Les époux que l’Hymen assemble
Sont à peine unis un seul jour,
Amour les quitte et les sépare ;
Et l’Hyménée, aussi barbare,
Sitôt qu’il peut avoir son tour,
Sépare ce qu’unit l’Amour.
Que d’ennuis, de maux et de plaintes,
Que de tourments et de contraintes
Leur querelle nous coûte à tous,
Et que ces dieux, par leurs caprices,
Causent de rigoureux supplices
Aux amants ainsi qu’aux époux !

Mais l’Hymen, quoi qu’il puisse faire,
Est toujours le plus malheureux ;
Tout le monde maudit ses nœuds,
Parceque Amour leur est contraire.
Sans ce Dieu, les plus doux moments
Sont pleins de troubles et d’alarmes,
Et l’Amour seul, avec ses charmes,
Suffit au bonheur des amants.

Profitez de cette querelle,
Vous que l’Hymen fit tant souffrir
Que l’on vous vit prête à périr
Sous sa loi pénible et cruelle,
Et, pour vous venger, dès ce jour
Prenez le parti de l’Amour.



1. J’ai rétabli le moins mal que j’ai pu ce petit poème, dont je n’ai vu qu’une seule édition, très défectueuse. Beaucoup de vers y sont transposés ; il en manque même quelques uns. (S.-Marc. )

Ce morceau est tiré d’une assez singulière édition du Voyage de Chapelle, édition imprimée sans date, avec de simples faux-titres, et citée dans les catalogues comme une sorte de rareté.

Saint-Marc a rétabli, en effet, des transpositions choquantes.
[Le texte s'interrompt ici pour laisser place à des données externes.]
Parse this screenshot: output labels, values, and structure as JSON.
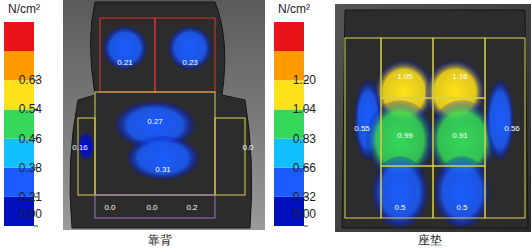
{
  "chart_data": [
    {
      "type": "pressure_map",
      "title": "靠背",
      "color_bar": {
        "label": "N/cm²",
        "ticks": [
          0.0,
          0.21,
          0.38,
          0.46,
          0.54,
          0.63
        ],
        "tick_labels": [
          "0.00",
          "0.21",
          "0.38",
          "0.46",
          "0.54",
          "0.63"
        ],
        "colors": [
          "#0010c0",
          "#1a5cff",
          "#12bfff",
          "#35d85a",
          "#ffe21a",
          "#ff9a00",
          "#e8141a"
        ]
      },
      "values": [
        0.21,
        0.23,
        0.27,
        0.16,
        0,
        0.31,
        0,
        0,
        0.2
      ],
      "value_labels": [
        "0.21",
        "0.23",
        "0.27",
        "0.16",
        "0.0",
        "0.31",
        "0.0",
        "0.0",
        "0.2"
      ]
    },
    {
      "type": "pressure_map",
      "title": "座垫",
      "color_bar": {
        "label": "N/cm²",
        "ticks": [
          0.0,
          0.32,
          0.66,
          0.83,
          1.04,
          1.2
        ],
        "tick_labels": [
          "0.00",
          "0.32",
          "0.66",
          "0.83",
          "1.04",
          "1.20"
        ],
        "colors": [
          "#0010c0",
          "#1a5cff",
          "#12bfff",
          "#35d85a",
          "#ffe21a",
          "#ff9a00",
          "#e8141a"
        ]
      },
      "values": [
        1.05,
        1.16,
        0.55,
        0.99,
        0.91,
        0.56,
        0.5,
        0.5
      ],
      "value_labels": [
        "1.05",
        "1.16",
        "0.55",
        "0.99",
        "0.91",
        "0.56",
        "0.5",
        "0.5"
      ]
    }
  ]
}
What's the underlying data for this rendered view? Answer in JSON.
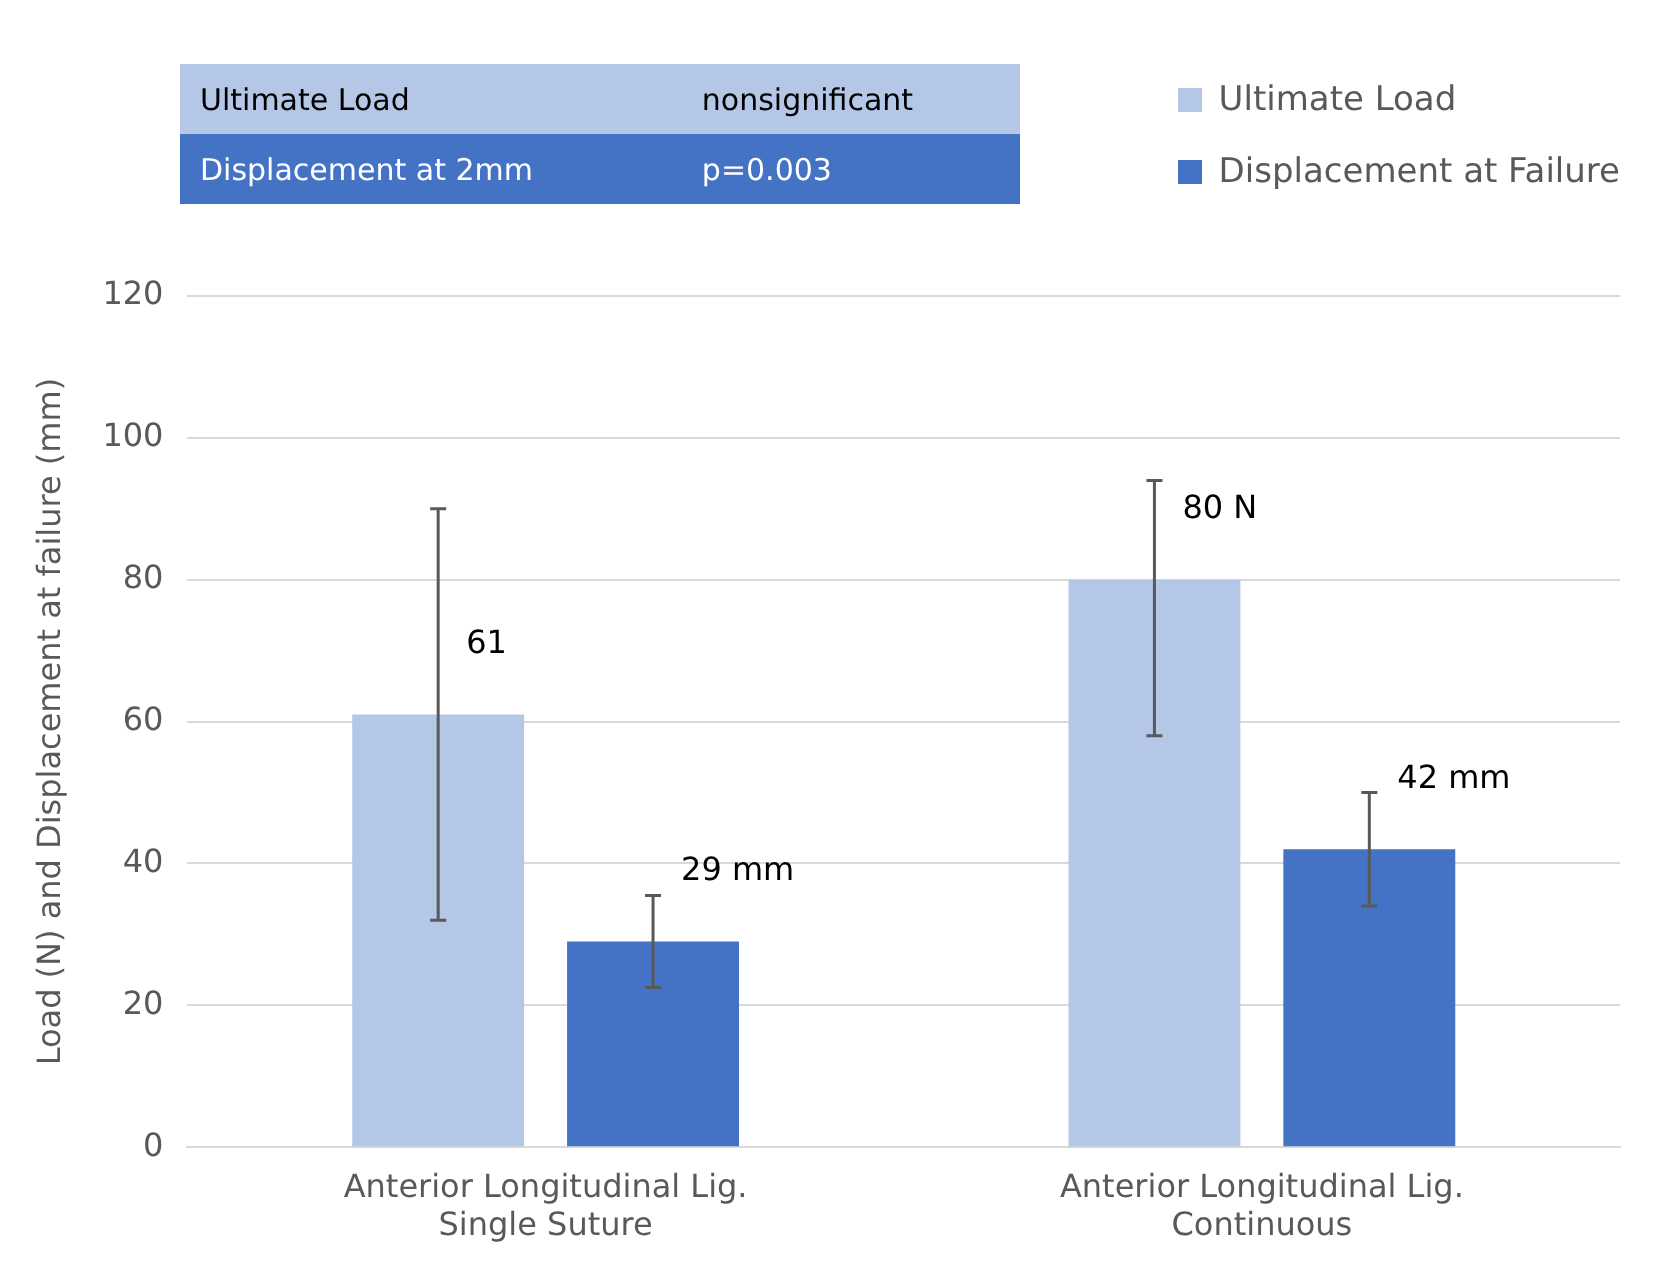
{
  "chart_data": {
    "type": "bar",
    "ylabel": "Load (N) and Displacement at failure (mm)",
    "categories": [
      "Anterior Longitudinal Lig.\nSingle Suture",
      "Anterior Longitudinal Lig.\nContinuous"
    ],
    "series": [
      {
        "name": "Ultimate Load",
        "color": "#b4c7e7",
        "values": [
          61,
          80
        ],
        "errors": [
          [
            32,
            90
          ],
          [
            58,
            94
          ]
        ],
        "value_labels": [
          "61",
          "80 N"
        ]
      },
      {
        "name": "Displacement at Failure",
        "color": "#4472c4",
        "values": [
          29,
          42
        ],
        "errors": [
          [
            22.5,
            35.5
          ],
          [
            34,
            50
          ]
        ],
        "value_labels": [
          "29 mm",
          "42 mm"
        ]
      }
    ],
    "ylim": [
      0,
      120
    ],
    "yticks": [
      0,
      20,
      40,
      60,
      80,
      100,
      120
    ],
    "grid": "y",
    "legend": "top right",
    "annotations": [
      "Ultimate Load",
      "nonsignificant",
      "Displacement at 2mm",
      "p=0.003"
    ]
  }
}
Quant aux vers dont il lui a plu de remplir quelques lacunes, je crois devoir les laisser subsister, contrairement à ce que j’ai fait ailleurs, d’abord parceque cette pièce n’est pas assez certainement de Bachaumont pour que cela soit, comme dans le Voyage, une espèce de sacrilège ; ensuite et surtout parceque je n’ai pas, ainsi que je l’avois alors, le véritable texte à y substituer.

2. Il manquoit un vers en cet endroit. Celui-ci, quel qu’il soit, remplit un vide désagréable. (S.-Marc.)
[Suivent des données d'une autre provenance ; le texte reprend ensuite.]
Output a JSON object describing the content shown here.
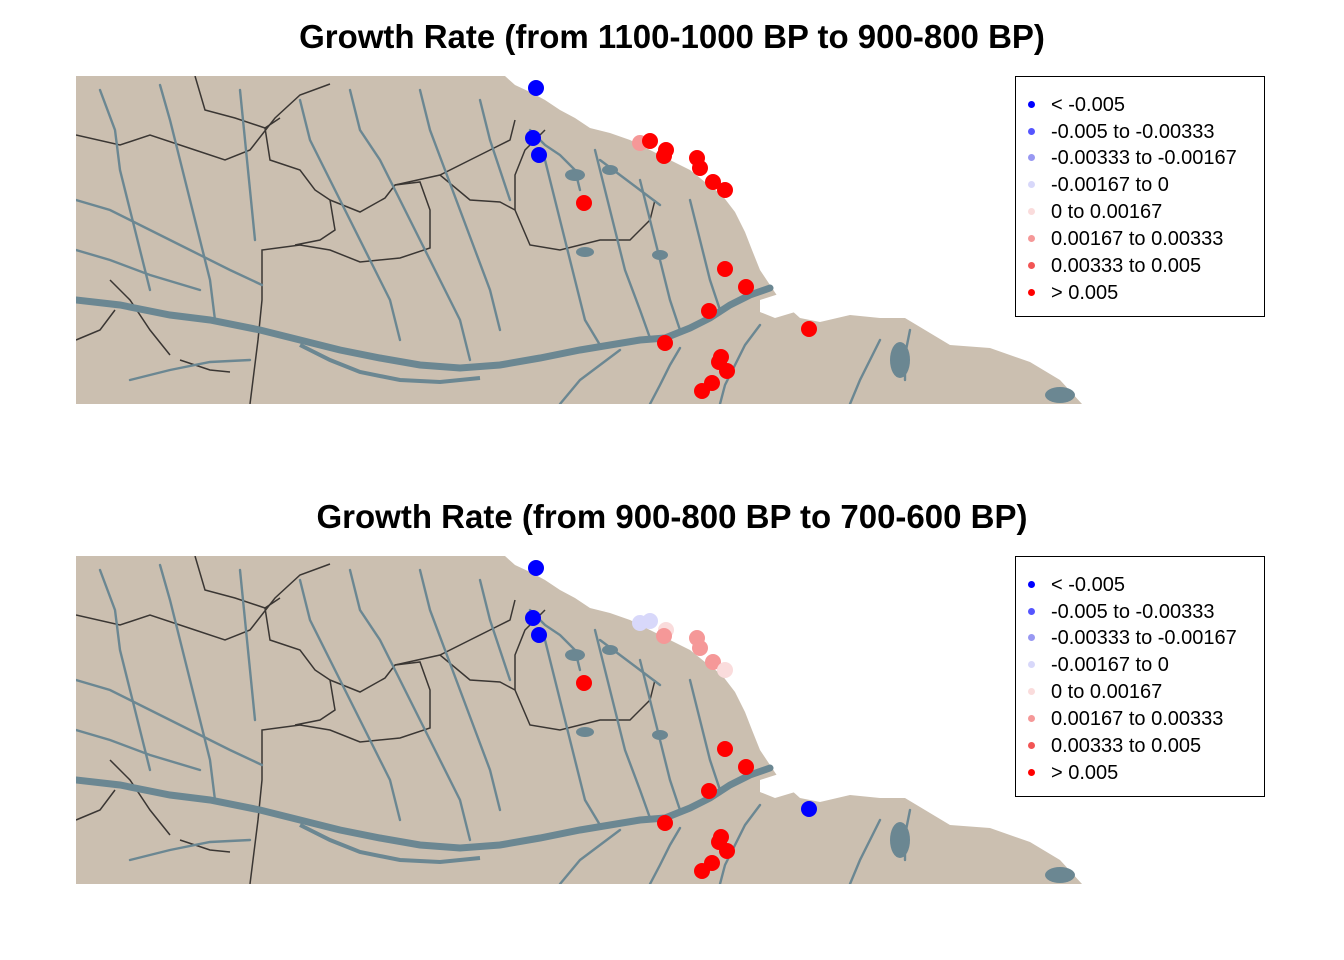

3. J’ajoute ce vers et le précédent pour qu’une rime féminine ne soit pas suivie d’une autre rime féminine d’espèce différente, l’auteur me paroissant avoir eu dessein d’être exact au mélange des rimes. (S.-Marc.)

4. Une raison pareille à celle de la note précédente m’a fait ajouter ce vers. (S.-Marc.)